Preventive cancer screenings have been greatly reduced during the Covid-19 pandemic, to the alarm of some doctors. However, many clinicians also recognize the opportunity Covid-19 provides to reduce unnecessary cancer screenings that can cause harm.

In very old age, people are less likely to live long enough to experience any benefits from screening, and they are more susceptible to harmful complications of testing and treatment. For this reason, the US Preventive Services Task Force includes ages for when they recommend stopping cancer screening; they recommend screening for colon cancer only from age 50 to 75, for example.

Yet people are frequently screened for cancer at an age when they are unlikely to benefit. Nursing homes often screen very old people for cancer, even though they are likely to be harmed by surgery or treatment if cancer was found. In one 2014 study, among older patients with very high mortality risk, 37.5% were screened for breast cancer, 30% were screened for cervical cancer, and 40% were screened for colorectal cancer.

A recent study from researchers at the Penn State College of Medicine finds that cancer overscreening among older adults is still quite common. They used the 2018 Behavioral Risk Factor Surveillance System (BRFSS), a nationally representative data set with more than 175,000 participants, and measured the proportion of adults over the recommended age who reported being screened for colorectal (age cutoff of 75), cervical (65), or breast cancer (74). Participants were excluded if they had a history of that cancer.
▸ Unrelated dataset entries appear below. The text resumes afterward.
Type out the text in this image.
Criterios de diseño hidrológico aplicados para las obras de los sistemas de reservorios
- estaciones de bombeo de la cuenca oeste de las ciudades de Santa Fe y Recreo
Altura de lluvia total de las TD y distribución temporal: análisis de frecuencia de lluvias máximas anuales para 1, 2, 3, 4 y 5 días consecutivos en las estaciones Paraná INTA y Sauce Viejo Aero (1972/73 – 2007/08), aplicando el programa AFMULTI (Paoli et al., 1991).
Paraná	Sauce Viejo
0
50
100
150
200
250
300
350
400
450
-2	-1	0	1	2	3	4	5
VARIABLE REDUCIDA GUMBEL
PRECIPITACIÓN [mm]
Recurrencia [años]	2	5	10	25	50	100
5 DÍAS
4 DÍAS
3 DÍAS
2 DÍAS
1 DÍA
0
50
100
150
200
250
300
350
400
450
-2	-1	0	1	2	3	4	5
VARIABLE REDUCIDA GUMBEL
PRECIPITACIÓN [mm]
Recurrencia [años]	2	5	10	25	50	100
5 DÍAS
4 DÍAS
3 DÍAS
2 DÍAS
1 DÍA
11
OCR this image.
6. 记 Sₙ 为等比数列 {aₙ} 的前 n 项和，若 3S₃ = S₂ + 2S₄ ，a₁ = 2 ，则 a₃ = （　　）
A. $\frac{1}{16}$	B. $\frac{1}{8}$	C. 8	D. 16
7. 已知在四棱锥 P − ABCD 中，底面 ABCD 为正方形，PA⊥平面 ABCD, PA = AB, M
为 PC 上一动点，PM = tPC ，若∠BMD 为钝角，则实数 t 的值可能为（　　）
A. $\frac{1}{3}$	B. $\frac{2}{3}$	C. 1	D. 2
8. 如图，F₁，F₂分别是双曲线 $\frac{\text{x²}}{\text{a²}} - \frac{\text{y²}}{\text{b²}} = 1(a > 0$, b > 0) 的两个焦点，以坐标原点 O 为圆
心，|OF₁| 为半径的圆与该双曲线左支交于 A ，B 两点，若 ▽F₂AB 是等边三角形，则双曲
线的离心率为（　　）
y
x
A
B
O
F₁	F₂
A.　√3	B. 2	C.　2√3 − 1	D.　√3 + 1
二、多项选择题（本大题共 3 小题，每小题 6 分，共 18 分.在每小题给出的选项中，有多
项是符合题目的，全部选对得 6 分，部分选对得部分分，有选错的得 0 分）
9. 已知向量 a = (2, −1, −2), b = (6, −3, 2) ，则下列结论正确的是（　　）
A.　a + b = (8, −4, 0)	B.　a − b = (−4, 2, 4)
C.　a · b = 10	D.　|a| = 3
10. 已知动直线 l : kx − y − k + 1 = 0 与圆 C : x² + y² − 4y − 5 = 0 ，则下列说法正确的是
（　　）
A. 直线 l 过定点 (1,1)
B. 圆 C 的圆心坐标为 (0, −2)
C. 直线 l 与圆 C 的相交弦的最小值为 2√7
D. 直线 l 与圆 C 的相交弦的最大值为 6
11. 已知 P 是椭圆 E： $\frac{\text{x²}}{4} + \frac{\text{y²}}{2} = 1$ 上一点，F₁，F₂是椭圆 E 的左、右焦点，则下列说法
Overall, 45% of survey respondents reported they had been screened for either colorectal, cervical, or breast cancer, although they were above the USPSTF’s recommended age for screening. Overscreening was the most common for breast cancer, with 74% of women above age 74 reporting having a mammogram. Cervical cancer had the lowest rate of overscreening, with 45.8% of women over 65 reporting being screened (yet, 32% of women who had a hysterectomy were still overscreened). Participants with an estimated 10-year mortality risk of 50% or more were no less likely to receive screening than those with longer life expectancies.
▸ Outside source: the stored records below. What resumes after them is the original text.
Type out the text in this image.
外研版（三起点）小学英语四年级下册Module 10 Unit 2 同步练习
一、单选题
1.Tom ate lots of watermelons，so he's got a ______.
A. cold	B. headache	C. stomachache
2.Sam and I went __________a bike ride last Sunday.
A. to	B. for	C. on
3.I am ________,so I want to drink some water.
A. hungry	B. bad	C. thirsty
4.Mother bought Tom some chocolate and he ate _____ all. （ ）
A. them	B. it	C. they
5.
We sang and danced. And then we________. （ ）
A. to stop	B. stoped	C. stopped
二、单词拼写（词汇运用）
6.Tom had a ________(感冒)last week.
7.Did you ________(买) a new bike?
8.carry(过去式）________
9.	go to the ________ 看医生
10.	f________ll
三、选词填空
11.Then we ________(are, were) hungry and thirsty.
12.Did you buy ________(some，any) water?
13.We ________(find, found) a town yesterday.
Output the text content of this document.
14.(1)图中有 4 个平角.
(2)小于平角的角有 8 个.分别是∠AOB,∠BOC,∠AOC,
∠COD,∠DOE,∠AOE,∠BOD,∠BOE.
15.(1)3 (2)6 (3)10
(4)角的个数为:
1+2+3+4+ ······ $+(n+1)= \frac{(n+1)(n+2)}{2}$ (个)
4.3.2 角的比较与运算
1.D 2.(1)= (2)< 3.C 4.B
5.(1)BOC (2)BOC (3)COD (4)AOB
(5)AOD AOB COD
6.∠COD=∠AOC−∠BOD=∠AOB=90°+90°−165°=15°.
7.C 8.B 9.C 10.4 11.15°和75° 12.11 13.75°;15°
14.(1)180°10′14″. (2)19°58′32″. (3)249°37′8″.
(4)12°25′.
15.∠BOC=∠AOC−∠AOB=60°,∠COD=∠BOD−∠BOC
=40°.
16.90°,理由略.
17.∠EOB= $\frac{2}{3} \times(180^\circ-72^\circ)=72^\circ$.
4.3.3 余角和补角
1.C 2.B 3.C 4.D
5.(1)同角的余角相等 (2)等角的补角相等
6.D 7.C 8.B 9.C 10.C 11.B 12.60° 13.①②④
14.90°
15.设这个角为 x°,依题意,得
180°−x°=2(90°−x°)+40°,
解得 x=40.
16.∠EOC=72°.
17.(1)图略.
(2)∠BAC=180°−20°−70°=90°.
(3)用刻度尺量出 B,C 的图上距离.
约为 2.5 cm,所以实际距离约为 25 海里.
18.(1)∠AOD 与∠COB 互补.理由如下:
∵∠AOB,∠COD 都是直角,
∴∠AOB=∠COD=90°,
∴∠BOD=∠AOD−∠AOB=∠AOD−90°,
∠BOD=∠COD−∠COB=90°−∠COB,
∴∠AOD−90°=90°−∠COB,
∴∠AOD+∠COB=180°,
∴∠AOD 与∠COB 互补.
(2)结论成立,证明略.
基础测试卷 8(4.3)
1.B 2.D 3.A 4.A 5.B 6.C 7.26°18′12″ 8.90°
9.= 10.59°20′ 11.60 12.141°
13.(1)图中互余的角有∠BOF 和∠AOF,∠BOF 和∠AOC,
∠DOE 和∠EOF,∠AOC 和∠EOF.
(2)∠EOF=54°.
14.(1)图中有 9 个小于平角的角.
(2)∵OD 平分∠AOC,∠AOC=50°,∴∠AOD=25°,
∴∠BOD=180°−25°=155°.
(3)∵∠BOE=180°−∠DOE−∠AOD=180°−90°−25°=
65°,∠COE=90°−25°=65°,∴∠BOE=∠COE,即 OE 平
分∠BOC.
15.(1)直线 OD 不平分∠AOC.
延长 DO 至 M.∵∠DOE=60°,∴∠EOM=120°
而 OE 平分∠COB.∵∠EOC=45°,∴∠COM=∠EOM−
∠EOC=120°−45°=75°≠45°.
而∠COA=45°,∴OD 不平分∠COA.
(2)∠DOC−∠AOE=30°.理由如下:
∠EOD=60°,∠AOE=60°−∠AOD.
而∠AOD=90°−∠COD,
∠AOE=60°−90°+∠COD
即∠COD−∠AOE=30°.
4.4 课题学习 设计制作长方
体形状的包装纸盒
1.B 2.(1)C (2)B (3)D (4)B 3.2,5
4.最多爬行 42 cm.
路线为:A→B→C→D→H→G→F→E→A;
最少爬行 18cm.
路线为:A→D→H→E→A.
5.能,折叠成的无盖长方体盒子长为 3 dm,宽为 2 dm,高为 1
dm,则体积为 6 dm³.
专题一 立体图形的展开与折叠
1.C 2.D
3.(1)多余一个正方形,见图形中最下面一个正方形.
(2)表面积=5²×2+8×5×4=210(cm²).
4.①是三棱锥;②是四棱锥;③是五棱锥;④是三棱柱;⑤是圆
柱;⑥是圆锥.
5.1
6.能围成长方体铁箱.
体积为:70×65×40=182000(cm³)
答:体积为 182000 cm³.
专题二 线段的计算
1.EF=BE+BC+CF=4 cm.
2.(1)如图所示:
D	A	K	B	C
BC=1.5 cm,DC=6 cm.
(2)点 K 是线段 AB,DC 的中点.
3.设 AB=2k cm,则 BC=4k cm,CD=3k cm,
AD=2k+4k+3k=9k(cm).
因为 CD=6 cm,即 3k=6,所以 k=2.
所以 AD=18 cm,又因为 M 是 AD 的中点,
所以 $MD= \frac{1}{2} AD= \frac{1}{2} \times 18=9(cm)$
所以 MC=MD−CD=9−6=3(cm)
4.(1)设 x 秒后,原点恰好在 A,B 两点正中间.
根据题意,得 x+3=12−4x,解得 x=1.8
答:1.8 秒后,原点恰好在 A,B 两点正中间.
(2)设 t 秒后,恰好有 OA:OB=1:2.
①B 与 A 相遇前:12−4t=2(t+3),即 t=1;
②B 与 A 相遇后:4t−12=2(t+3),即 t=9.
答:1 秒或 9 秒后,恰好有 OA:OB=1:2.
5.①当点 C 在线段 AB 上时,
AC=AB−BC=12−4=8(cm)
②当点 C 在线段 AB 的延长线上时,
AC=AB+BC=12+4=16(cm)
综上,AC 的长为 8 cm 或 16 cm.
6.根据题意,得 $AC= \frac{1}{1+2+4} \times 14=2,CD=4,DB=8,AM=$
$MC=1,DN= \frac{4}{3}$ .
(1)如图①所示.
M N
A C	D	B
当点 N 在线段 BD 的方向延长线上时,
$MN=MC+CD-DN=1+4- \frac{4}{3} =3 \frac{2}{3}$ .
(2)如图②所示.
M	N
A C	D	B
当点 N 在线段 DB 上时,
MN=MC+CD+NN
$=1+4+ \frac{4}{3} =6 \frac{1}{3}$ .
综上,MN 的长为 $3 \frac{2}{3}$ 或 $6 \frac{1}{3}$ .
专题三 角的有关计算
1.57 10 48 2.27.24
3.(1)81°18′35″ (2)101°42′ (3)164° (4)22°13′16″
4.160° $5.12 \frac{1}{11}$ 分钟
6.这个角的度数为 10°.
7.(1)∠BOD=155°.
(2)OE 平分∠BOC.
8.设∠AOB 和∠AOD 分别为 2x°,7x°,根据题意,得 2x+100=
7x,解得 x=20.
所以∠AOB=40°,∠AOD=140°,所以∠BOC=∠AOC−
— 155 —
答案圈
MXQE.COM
Women living in metropolitan areas, who had a usual source of health care and reported being in good or excellent health were at an increased risk of overscreening, compared to women living in rural areas without a usual source of care and poorer reported health status. Black women were more likely to be overscreened for cervical or breast cancer compared to white women. Higher levels of education and being married were associated with higher rates of overscreening for women as well.
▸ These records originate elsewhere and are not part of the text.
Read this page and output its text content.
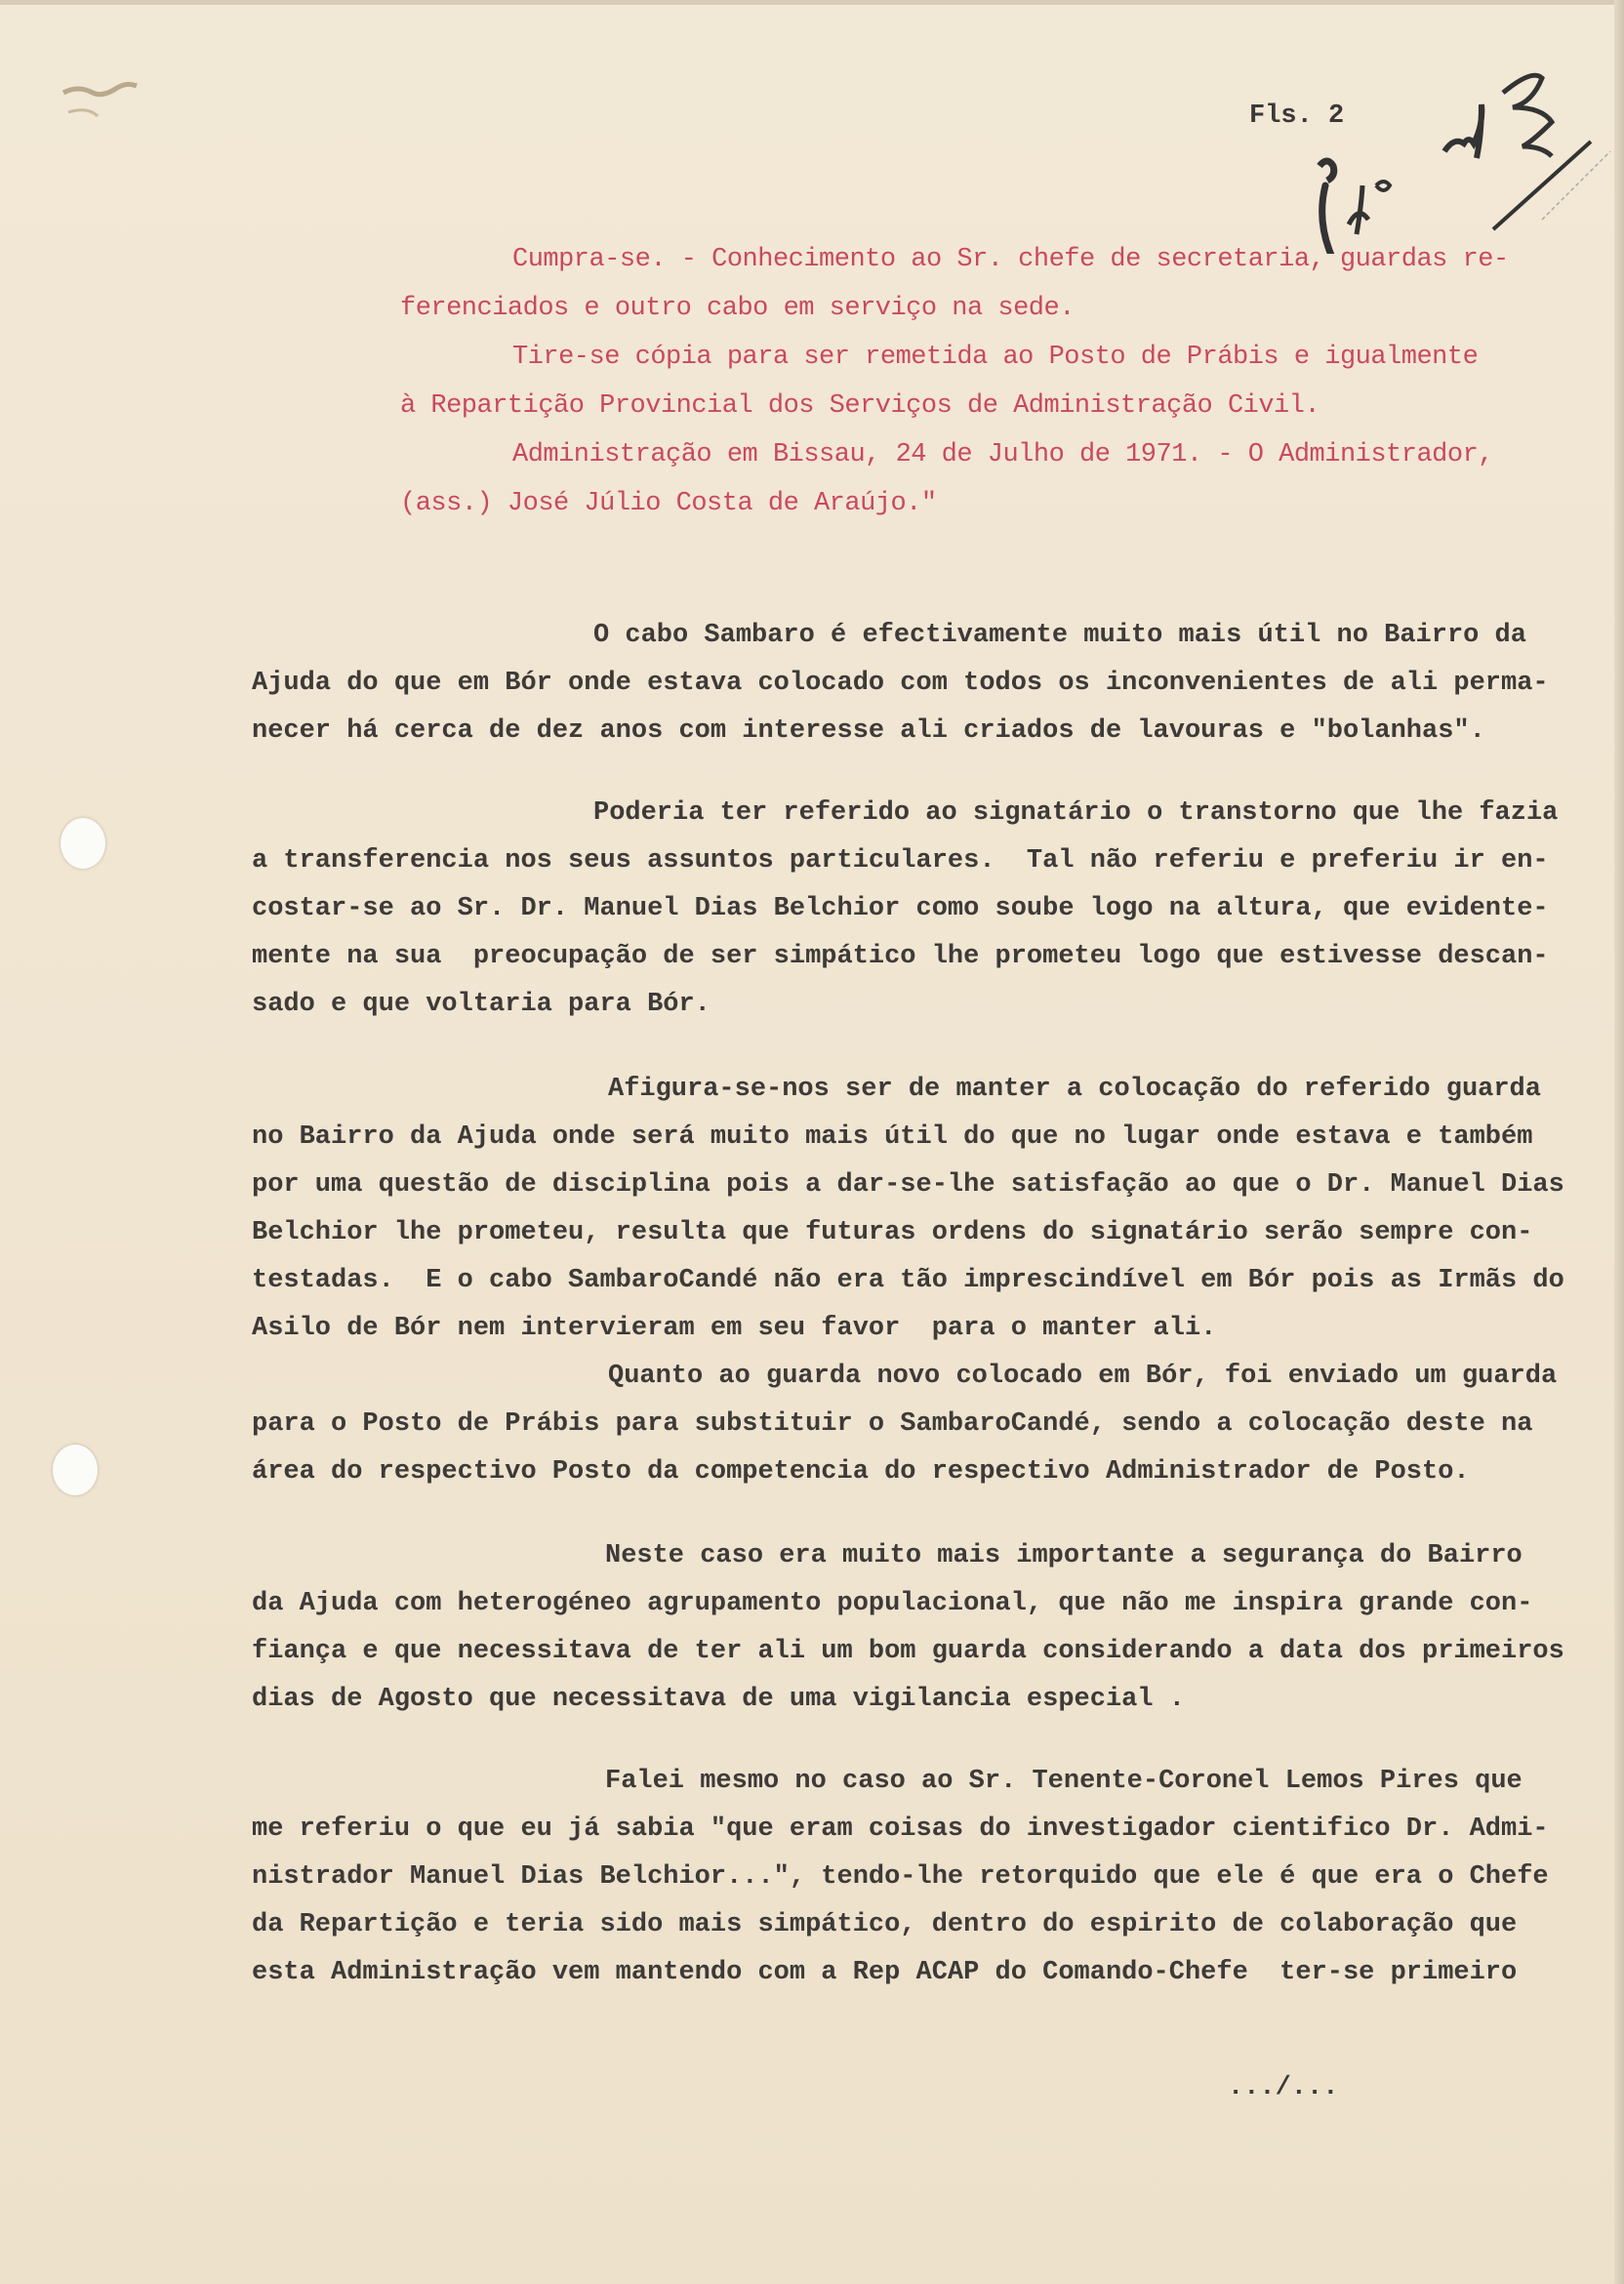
Fls. 2
Cumpra-se. - Conhecimento ao Sr. chefe de secretaria, guardas re-
ferenciados e outro cabo em serviço na sede.
Tire-se cópia para ser remetida ao Posto de Prábis e igualmente
à Repartição Provincial dos Serviços de Administração Civil.
Administração em Bissau, 24 de Julho de 1971. - O Administrador,
(ass.) José Júlio Costa de Araújo."
O cabo Sambaro é efectivamente muito mais útil no Bairro da
Ajuda do que em Bór onde estava colocado com todos os inconvenientes de ali perma-
necer há cerca de dez anos com interesse ali criados de lavouras e "bolanhas".
Poderia ter referido ao signatário o transtorno que lhe fazia
a transferencia nos seus assuntos particulares.  Tal não referiu e preferiu ir en-
costar-se ao Sr. Dr. Manuel Dias Belchior como soube logo na altura, que evidente-
mente na sua  preocupação de ser simpático lhe prometeu logo que estivesse descan-
sado e que voltaria para Bór.
Afigura-se-nos ser de manter a colocação do referido guarda
no Bairro da Ajuda onde será muito mais útil do que no lugar onde estava e também
por uma questão de disciplina pois a dar-se-lhe satisfação ao que o Dr. Manuel Dias
Belchior lhe prometeu, resulta que futuras ordens do signatário serão sempre con-
testadas.  E o cabo SambaroCandé não era tão imprescindível em Bór pois as Irmãs do
Asilo de Bór nem intervieram em seu favor  para o manter ali.
Quanto ao guarda novo colocado em Bór, foi enviado um guarda
para o Posto de Prábis para substituir o SambaroCandé, sendo a colocação deste na
área do respectivo Posto da competencia do respectivo Administrador de Posto.
Neste caso era muito mais importante a segurança do Bairro
da Ajuda com heterogéneo agrupamento populacional, que não me inspira grande con-
fiança e que necessitava de ter ali um bom guarda considerando a data dos primeiros
dias de Agosto que necessitava de uma vigilancia especial .
Falei mesmo no caso ao Sr. Tenente-Coronel Lemos Pires que
me referiu o que eu já sabia "que eram coisas do investigador cientifico Dr. Admi-
nistrador Manuel Dias Belchior...", tendo-lhe retorquido que ele é que era o Chefe
da Repartição e teria sido mais simpático, dentro do espirito de colaboração que
esta Administração vem mantendo com a Rep ACAP do Comando-Chefe  ter-se primeiro
.../...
The authors suggest that overscreening may be related to urban location because women often have easier access to screening facilities in cities compared to rural areas, making it more likely they will receive screening, appropriate or not. Another interesting theory is that clinicians in rural areas have longer and more trusting relationships with patients, so they have the time to discuss with patients why screening is no longer recommended after a certain age. The fact that there are more facilities, more technology, and more competition for patients in cities could increase unnecessary screening, though the authors do not mention these factors. The authors call for additional research on causes of overscreening and interventions to reduce this persistent trend.